W Mszanie śmieci zdrożały
Zgodnie z zapowiedziami sprzed tygodnia, od stycznia wzrośnie stawka za wywóz śmieci. Do końca roku mieszkańcy płacą 12 zł miesięcznie. Po nowym roku będzie to 18 zł.
W środę 5 grudnia nową stawkę przegłosowali radni, stosunkiem głosów 13 za, przy 1 wstrzymującym się i 1 przeciwnym. Rada gminy nie miała w tym momencie zbyt wielkiego pola manewru. Gmina ogłosiła dwa przetargi na wywóz odpadów i w obu ceny, zaproponowane przez oferentów były o wiele wyższe od tego, co proponowała gmina. Najtańsza oferta opiewała na 1 mln 440 tys. zł podczas gdy gmina planowała wydać 937 tys. zł (koszt umowy w 2018 r. to 874 tys. zł). – Rosną koszty jakie przedsiębiorstwa komunalne płacą za składowanie odpadów na wysypiskach śmieci, rosną koszty paliwa, wynagrodzenia. I to przekłada się na cenę, która jest bardzo wysoka, a obawiam się, że to nie koniec i za rok może być jeszcze drożej – mówi Mirosław Szymanek, wójt Mszany.
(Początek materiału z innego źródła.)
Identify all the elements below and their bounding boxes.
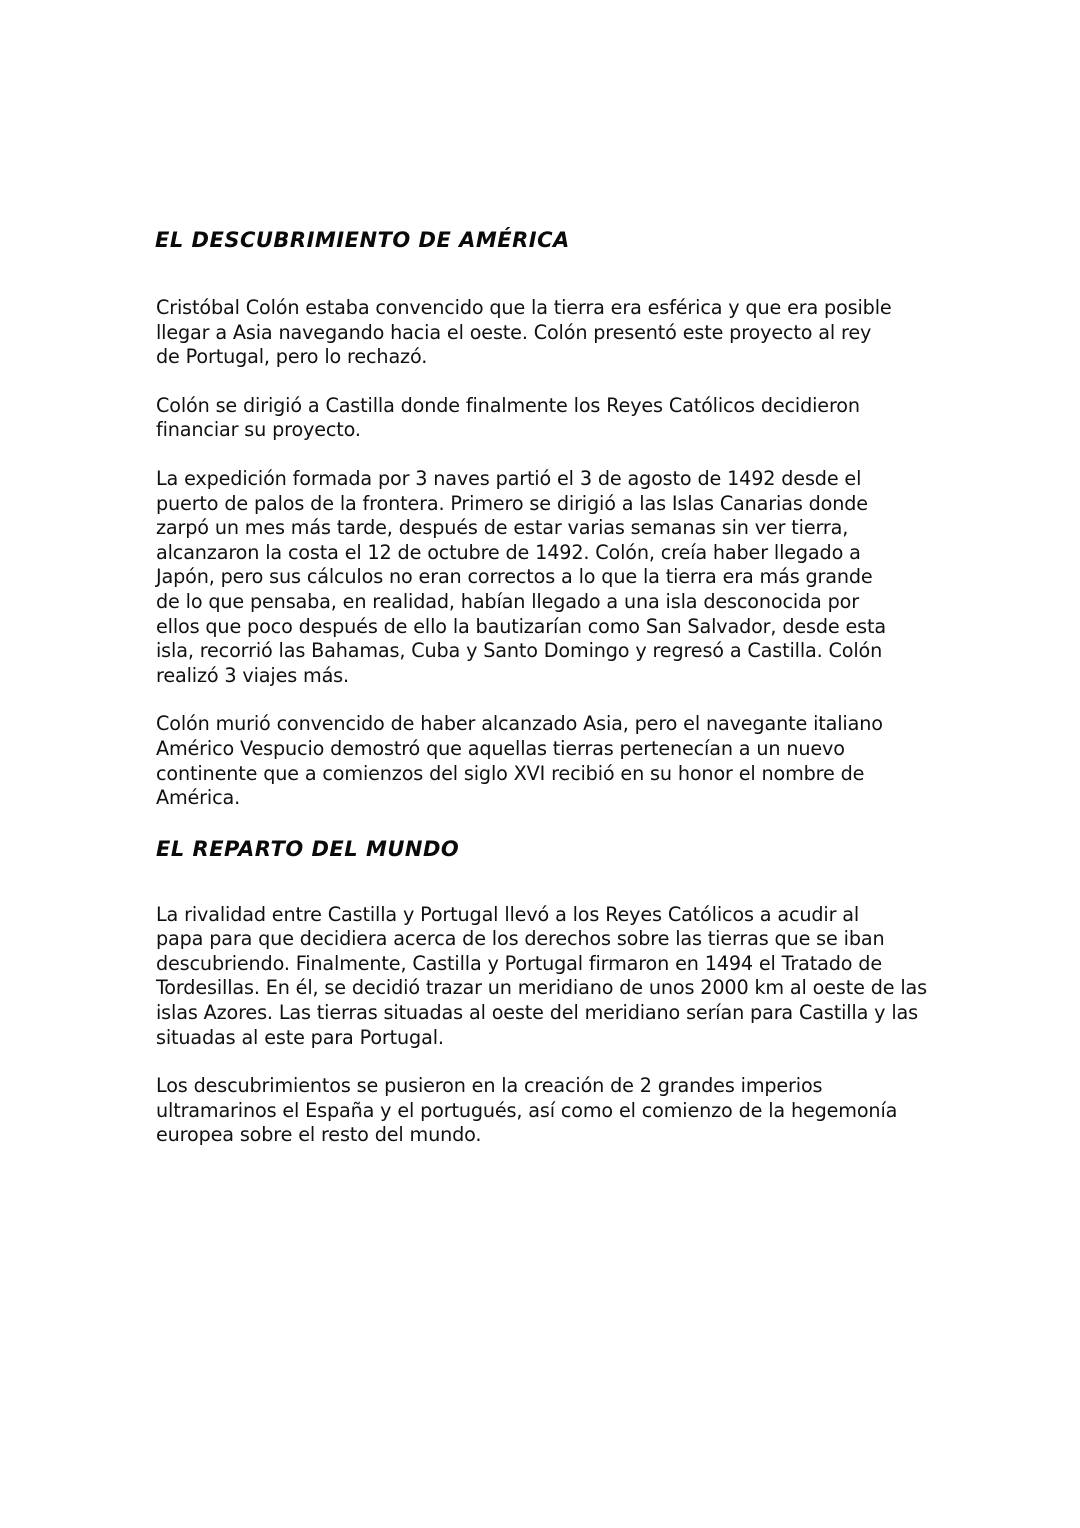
paragraph: [156, 467, 936, 688]
text-line: continente que a comienzos del siglo XVI recibió en su honor el nombre de: [156, 761, 865, 785]
text-line: Japón, pero sus cálculos no eran correctos a lo que la tierra era más grande: [156, 565, 873, 589]
paragraph: [156, 1074, 936, 1148]
section-title-descubrimiento: EL DESCUBRIMIENTO DE AMÉRICA: [155, 228, 570, 252]
text-line: llegar a Asia navegando hacia el oeste. Colón presentó este proyecto al rey: [156, 320, 872, 344]
text-line: Colón murió convencido de haber alcanzado Asia, pero el navegante italiano: [156, 712, 883, 736]
text-line: puerto de palos de la frontera. Primero se dirigió a las Islas Canarias donde: [156, 491, 868, 515]
text-line: papa para que decidiera acerca de los derechos sobre las tierras que se iban: [156, 927, 885, 951]
text-line: isla, recorrió las Bahamas, Cuba y Santo Domingo y regresó a Castilla. Colón: [156, 639, 883, 663]
paragraph: [156, 903, 936, 1051]
text-line: La expedición formada por 3 naves partió el 3 de agosto de 1492 desde el: [156, 466, 862, 490]
text-line: Los descubrimientos se pusieron en la creación de 2 grandes imperios: [156, 1074, 823, 1098]
text-line: islas Azores. Las tierras situadas al oeste del meridiano serían para Castilla y las: [156, 1001, 918, 1025]
text-line: de Portugal, pero lo rechazó.: [156, 345, 428, 369]
paragraph: [156, 296, 936, 370]
text-line: situadas al este para Portugal.: [156, 1025, 444, 1049]
text-line: La rivalidad entre Castilla y Portugal llevó a los Reyes Católicos a acudir al: [156, 902, 860, 926]
text-line: europea sobre el resto del mundo.: [156, 1123, 482, 1147]
text-line: descubriendo. Finalmente, Castilla y Portugal firmaron en 1494 el Tratado de: [156, 951, 882, 975]
text-line: realizó 3 viajes más.: [156, 663, 349, 687]
text-line: alcanzaron la costa el 12 de octubre de 1492. Colón, creía haber llegado a: [156, 540, 861, 564]
text-line: ultramarinos el España y el portugués, así como el comienzo de la hegemonía: [156, 1098, 898, 1122]
text-line: ellos que poco después de ello la bautizarían como San Salvador, desde esta: [156, 614, 886, 638]
text-line: de lo que pensaba, en realidad, habían llegado a una isla desconocida por: [156, 589, 859, 613]
text-line: Cristóbal Colón estaba convencido que la tierra era esférica y que era posible: [156, 296, 892, 319]
section-title-reparto: EL REPARTO DEL MUNDO: [156, 836, 460, 861]
text-line: Tordesillas. En él, se decidió trazar un meridiano de unos 2000 km al oeste de las: [156, 976, 927, 1000]
text-line: zarpó un mes más tarde, después de estar varias semanas sin ver tierra,: [156, 516, 849, 540]
paragraph: [156, 394, 936, 443]
paragraph: [156, 712, 936, 810]
text-line: América.: [156, 786, 241, 810]
text-line: Américo Vespucio demostró que aquellas tierras pertenecían a un nuevo: [156, 736, 845, 760]
text-line: Colón se dirigió a Castilla donde finalmente los Reyes Católicos decidieron: [156, 393, 860, 417]
text-line: financiar su proyecto.: [156, 418, 361, 442]
document-page: [156, 226, 936, 1148]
Włodarz gminy podkreśla, że gmina nie wprowadziła obostrzeń dotyczących ilości i częstotliwości odbioru odpadów. – Częstotliwość odbioru pozostanie bez zmian. Dalej też bez ograniczeń będą odbierane odpady biodegradowalne. Inne gminy wprowadzają ograniczenia, po to by zbijać cenę. My też mogliśmy próbować, ale doświadczenie innych gmin wskazuje, że mimo wprowadzonych ograniczeń, ceny i tak są coraz wyższe – mówi Szymanek.
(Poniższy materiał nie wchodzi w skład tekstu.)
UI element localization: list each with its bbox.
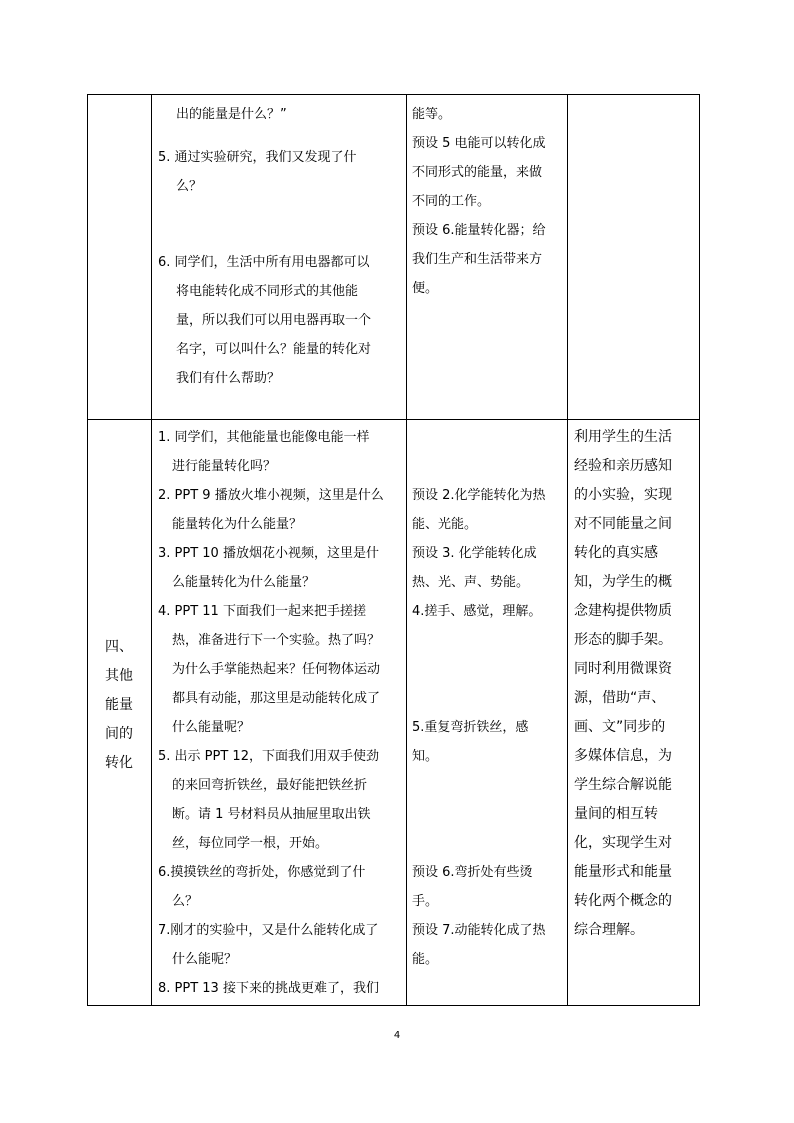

Przyznaje, że rozważał kwestię dopłaty do systemu odbioru śmieci z budżetu gminy, tak jak dzieje się to w Gorzycach czy Lubomi (w Gorzycach gmina pokrywa każdemu mieszkańcowi 2 zł miesięcznie i tegoroczna stawka wynosi 14 zł, w Lubomi gmina opłaca odbiór odpadów wielkogabarytowych – stawka w tym roku wynosi 15 zł). Ostatecznie gmina się na taki krok nie zdecydowała. – Pytaliśmy w Regionalnej Izbie Obrachunkowej czy gmina może dopłacać do systemu odbioru śmieci i powiedziano nam, że raczej nie. W Ministerstwie Ochrony Środowiska stwierdzono z kolei, że tak. No ale finanse gminy kontroluje RIO a nie minister – mówi Szymanek.